Leipzig. Das Leibniz-Institut für Oberflächenmodifikation (IOM) in Leipzig nimmt in dieser Woche ein neues Hightech-Labor für Materialforschung in Betrieb. Herzstück ist ein Elektronenbeschleuniger, der für rund vier Millionen Euro installiert wurde. Mit dem Gerät könnten verschiedene Materialien so bearbeitet werden, dass sie ganz neue Eigenschaften entwickeln, sagte der Vize-Direktor des Instituts, Professor Bernd Abel.

Zum Beispiel könnten die Leibniz-Forscher mit dem hochenergetischen Elektronenbeschuss gelblichen Diamanten eine begehrte rote Farbe verleihen oder Polymeroberflächen von Möbeln so bearbeiten, dass sie extrem robust und kratzfest sind, aber trotzdem die Illusion eines unbehandelten Holzes bieten. "Wir wollen aber nicht in den Diamantenhandel gehen, wir wollen nichts fälschen“, sagte Abel. Aufgabe des Leibniz-Instituts sei eine anwendungsorientierte Grundlagenforschung. Die Möbel-Behandlung zum Beispiel könne als Technologie an die Industrie verkauft werden. Auch sogenannte intelligente, sich selbst verdunkelnde Fensterscheiben oder selbstreinigende Autofelgen seien Zukunftsthemen.

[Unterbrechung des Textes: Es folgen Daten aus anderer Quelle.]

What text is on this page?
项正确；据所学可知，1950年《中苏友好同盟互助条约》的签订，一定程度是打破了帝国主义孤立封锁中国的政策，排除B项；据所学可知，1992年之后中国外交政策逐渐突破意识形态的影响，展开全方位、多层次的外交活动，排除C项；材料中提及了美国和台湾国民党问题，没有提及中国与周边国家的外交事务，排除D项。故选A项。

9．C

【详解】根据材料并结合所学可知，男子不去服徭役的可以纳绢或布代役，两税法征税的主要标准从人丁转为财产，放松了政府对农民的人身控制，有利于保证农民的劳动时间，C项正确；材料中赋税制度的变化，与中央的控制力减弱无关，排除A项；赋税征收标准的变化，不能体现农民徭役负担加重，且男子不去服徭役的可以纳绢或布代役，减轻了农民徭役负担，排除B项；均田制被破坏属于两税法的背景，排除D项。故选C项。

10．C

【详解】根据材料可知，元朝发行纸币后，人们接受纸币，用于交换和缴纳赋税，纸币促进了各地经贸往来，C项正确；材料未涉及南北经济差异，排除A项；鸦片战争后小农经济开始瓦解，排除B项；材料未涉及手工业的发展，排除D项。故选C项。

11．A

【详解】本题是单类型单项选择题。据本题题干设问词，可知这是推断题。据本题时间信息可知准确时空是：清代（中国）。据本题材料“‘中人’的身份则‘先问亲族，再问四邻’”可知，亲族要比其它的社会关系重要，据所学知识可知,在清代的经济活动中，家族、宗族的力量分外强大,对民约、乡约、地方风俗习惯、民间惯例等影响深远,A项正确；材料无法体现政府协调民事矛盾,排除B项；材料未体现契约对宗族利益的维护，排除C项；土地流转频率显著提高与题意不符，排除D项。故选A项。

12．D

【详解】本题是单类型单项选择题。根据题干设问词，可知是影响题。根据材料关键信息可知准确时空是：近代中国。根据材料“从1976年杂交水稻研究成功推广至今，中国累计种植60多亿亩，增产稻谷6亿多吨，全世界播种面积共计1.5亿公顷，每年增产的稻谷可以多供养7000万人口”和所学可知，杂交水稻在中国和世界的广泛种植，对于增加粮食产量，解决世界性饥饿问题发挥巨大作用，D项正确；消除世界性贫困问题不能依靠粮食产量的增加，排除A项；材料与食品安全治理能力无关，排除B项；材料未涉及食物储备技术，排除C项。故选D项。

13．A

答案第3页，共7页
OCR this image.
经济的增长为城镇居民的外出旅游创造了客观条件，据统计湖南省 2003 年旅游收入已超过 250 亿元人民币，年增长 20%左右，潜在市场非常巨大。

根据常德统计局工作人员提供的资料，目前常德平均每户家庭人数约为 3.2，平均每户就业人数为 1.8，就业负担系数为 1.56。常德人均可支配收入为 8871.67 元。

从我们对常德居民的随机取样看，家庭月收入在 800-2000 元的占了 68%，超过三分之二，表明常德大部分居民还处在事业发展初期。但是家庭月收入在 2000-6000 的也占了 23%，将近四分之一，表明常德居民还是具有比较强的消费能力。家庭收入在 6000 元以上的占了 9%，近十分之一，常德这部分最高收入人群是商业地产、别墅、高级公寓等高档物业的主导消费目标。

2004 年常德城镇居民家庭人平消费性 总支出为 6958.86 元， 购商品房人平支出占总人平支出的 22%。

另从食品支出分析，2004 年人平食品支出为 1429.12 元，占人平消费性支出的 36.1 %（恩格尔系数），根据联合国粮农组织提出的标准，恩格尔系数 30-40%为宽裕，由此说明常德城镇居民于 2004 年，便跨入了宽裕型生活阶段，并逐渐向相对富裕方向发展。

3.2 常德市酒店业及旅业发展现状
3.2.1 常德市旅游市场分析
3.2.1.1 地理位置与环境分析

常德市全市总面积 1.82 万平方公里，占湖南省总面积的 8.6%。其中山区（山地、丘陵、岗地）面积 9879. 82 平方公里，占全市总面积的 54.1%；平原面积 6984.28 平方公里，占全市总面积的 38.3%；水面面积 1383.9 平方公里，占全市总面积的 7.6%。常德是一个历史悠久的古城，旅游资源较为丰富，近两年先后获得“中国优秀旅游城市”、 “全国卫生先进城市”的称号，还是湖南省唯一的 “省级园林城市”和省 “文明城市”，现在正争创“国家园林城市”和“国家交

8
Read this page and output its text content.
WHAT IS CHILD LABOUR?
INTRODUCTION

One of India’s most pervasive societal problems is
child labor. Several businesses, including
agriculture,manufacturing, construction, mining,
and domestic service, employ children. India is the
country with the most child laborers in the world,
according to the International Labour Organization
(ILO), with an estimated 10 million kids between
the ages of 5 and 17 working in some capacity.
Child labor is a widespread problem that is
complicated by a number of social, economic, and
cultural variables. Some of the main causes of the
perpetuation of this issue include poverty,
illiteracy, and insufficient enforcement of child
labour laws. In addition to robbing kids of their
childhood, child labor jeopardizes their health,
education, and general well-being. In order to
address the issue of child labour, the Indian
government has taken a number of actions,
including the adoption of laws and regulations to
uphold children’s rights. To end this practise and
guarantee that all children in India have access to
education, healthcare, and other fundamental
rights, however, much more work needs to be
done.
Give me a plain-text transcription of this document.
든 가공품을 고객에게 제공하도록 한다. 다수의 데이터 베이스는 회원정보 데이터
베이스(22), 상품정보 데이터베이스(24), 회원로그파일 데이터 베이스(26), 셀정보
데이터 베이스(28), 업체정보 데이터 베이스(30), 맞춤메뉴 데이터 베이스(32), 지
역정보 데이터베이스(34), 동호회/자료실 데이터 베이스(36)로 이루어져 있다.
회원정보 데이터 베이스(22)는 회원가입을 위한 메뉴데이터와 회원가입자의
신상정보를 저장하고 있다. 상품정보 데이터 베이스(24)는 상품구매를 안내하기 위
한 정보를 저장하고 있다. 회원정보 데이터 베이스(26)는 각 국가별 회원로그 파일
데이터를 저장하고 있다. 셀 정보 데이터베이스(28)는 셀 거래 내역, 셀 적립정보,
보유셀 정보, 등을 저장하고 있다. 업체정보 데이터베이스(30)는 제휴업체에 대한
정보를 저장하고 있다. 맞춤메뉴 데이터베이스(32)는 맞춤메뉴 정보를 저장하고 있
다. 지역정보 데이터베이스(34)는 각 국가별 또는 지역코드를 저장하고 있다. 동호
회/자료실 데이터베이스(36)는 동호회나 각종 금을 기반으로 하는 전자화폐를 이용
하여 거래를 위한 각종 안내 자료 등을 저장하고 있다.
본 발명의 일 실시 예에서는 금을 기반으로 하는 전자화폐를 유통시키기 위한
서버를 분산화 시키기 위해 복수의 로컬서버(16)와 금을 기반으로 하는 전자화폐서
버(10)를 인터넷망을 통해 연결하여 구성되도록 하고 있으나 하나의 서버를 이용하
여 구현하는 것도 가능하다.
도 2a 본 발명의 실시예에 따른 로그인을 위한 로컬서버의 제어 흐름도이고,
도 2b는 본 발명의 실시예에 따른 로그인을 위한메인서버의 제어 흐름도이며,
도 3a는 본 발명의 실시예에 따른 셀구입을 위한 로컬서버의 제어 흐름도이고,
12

Das neue Hertz-Applikationslabor mit dem Elektronenbeschleuniger wurde in einem regelrechten Bunker in einem Kellerraum errichtet. Vier Meter dicke Mauern umgeben das Gerät, eine knapp meterdicke Betondecke wird oberirdisch zusätzlich von zweieinhalb Metern Erde bedeckt. Das sei aus Strahlenschutzgründen nötig, sagte Abel. Finanziert wurde der Elektronenbeschleuniger mit Bundes- und Landesmitteln. Das leistungsfähige Gerät sei weltweit fast einzigartig. „Es gibt sicher nicht fünf weltweit, die das Gleiche können“, sagte der Wissenschaftler. Die offizielle Eröffnung des Labors ist für den 17. Juni geplant.